Our congratulations to Melissa Hambrick! You are the winner of the Teeth and Bones contest. Contact Bonnie Grrrrrrove. (Smile.)
My cousin had a remarkable experience this week as her elderly mother was dying. She left the room for a moment, and the hospice workers came running to get her.
“You have to see this,” they said, and led her back into the hospital room. There my frail aunt lay, her arms up in the air. “She’s reaching up to heaven,” one of them said.
My sister in law recounts a sudden “great big grin” on the face of her elderly mother as she passed from life to eternity.
And my best friend witnessed the sudden passing of a good friend in college, who fell prey to a virulent infection. Just before the young man passed, he sat upright in the bed in the presence of several people, pointed to the sky and said, “Look! I see the Lord!”
These are stories told to me by people I know well, and trust. I think they illustrate the permeability of the thin veil between the seen and the unseen, between the temporal and the eternal. For just those moments, people on the cusp of eternity straddled two worlds.
Although these stories are true, the telling of them reminds me of good fiction. When Bonnie posted on Monday about beginnings of novels, and invited you to enter your opening paragraphs, I believe she was asking you how you introduce someone’s mind to the eternal, to ideas beyond themselves, to concepts that will tie them to their God.
We are the lifting of arms to heaven, so people can see that we are sure of an eternal reward. Through our writing, we are that great big grin of recognition of the One we love the most.
And we say it, either with words or with stories, “Look! I see the Lord!”
8 comments:
I always get such a shiver of anticipation when I hear stories like that of people's last moments in mortal bodies. Then my next thought is usually "I wish I hadn't behaved in such a disappointing manner yesterday," or some such. Thank the Lord His grace & mercy are so huge!
BK Jackson
http://www.bkjackson.blogspot.com
Very cool way to look at this.
And what a responsibility!
~ Wendy
My father-in-law had a similar experience and he also heard beautiful music. It's so comforting, isn't it? I also knew a man who had an out of body experience when he flat-lined in surgery. He said he didn't want to come back, it was so wonderful.
Thanks for the great visual to carry with us as we create stories, Latayne.
My brother in law's grandfather had an experience like that. As he was passing, he smiled. His wife said, "What are you smiling about?" He said, "I see Jesus. He's beautiful."
Bring tears to my eyes to think of how we, as writers, can reflect that beauty of Jesus to our readers. I pray that I can do that to His glory.
What a beautiful post, Latayne. What an analogy. And what comfort to know that truly, "Precious in the sight of the Lord is the death of His saints."
How I wish the English language had a word for the transition over the veil. Death is Christ's final enemy and should be regarded as a bad event. People without His hope have the correct impression.
What happens to a believer is not that at all. And I'm sure Jesus shows up at the side of 'almost believers' but they don't know to speak His Name or smile as they pass. I hope they learn quickly!
Writing beauty sometimes hurts in that awesome place associated with grief. Believers would recognise the upward call of that feeling immediately. 'Almost believers' must feel the nudge, the invitation to know Him now. As Wendy wrote, What a responsibility! To give that nudge in everything we do. To collectively accumulate the nudges in society until they overwhelm doubt.

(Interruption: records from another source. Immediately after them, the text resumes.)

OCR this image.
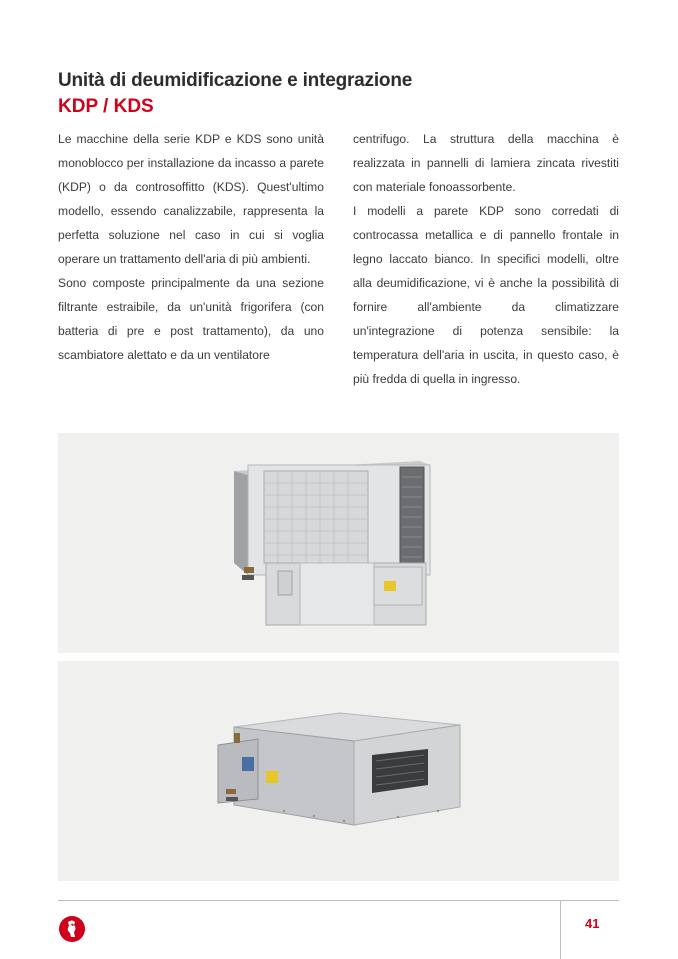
Unità di deumidificazione e integrazione
KDP / KDS

Le macchine della serie KDP e KDS sono unità monoblocco per installazione da incasso a parete (KDP) o da controsoffitto (KDS). Quest'ultimo modello, essendo canalizzabile, rappresenta la perfetta soluzione nel caso in cui si voglia operare un trattamento dell'aria di più ambienti.

Sono composte principalmente da una sezione filtrante estraibile, da un'unità frigorifera (con batteria di pre e post trattamento), da uno scambiatore alettato e da un ventilatore

centrifugo. La struttura della macchina è realizzata in pannelli di lamiera zincata rivestiti con materiale fonoassorbente.

I modelli a parete KDP sono corredati di controcassa metallica e di pannello frontale in legno laccato bianco. In specifici modelli, oltre alla deumidificazione, vi è anche la possibilità di fornire all'ambiente da climatizzare un'integrazione di potenza sensibile: la temperatura dell'aria in uscita, in questo caso, è più fredda di quella in ingresso.

41
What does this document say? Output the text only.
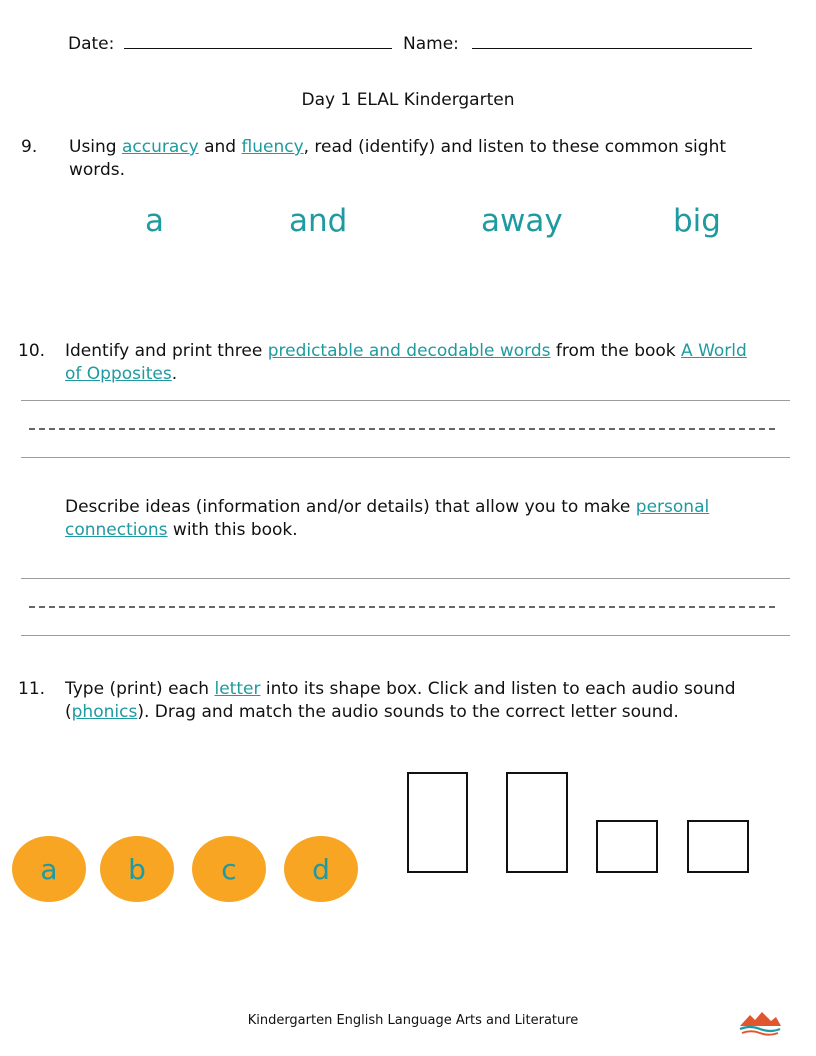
Date:	Name:
Day 1 ELAL Kindergarten
9. Using accuracy and fluency, read (identify) and listen to these common sight
words.
a	and	away	big
10. Identify and print three predictable and decodable words from the book A World
of Opposites.
Describe ideas (information and/or details) that allow you to make personal
connections with this book.
11. Type (print) each letter into its shape box. Click and listen to each audio sound
(phonics). Drag and match the audio sounds to the correct letter sound.
a	b	c	d
Kindergarten English Language Arts and Literature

I want my stories to exude the absolute truth that Jesus is the Truth.
BK, there are a lot of events in my life that make me do a "reality check"-- to assure that I'm truly living on the reality of a coming time in heaven for myself. As Wendy said, it's a responsibility.
Debbie and Susie, thank you so much for sharing your stories. They are very touching.
Sharon, I was contrasting your observation that God regards the death of His people as something precious, while acknowledging that death is an enemy. It signifies the end result of sin in our lives, as Henrietta points out.
For all of us, facing death -- that of a loved one, that of ourselves-- brings us to acknowledge what is true, as Marian points out.
You have all blessed me with your observations today. Thank you!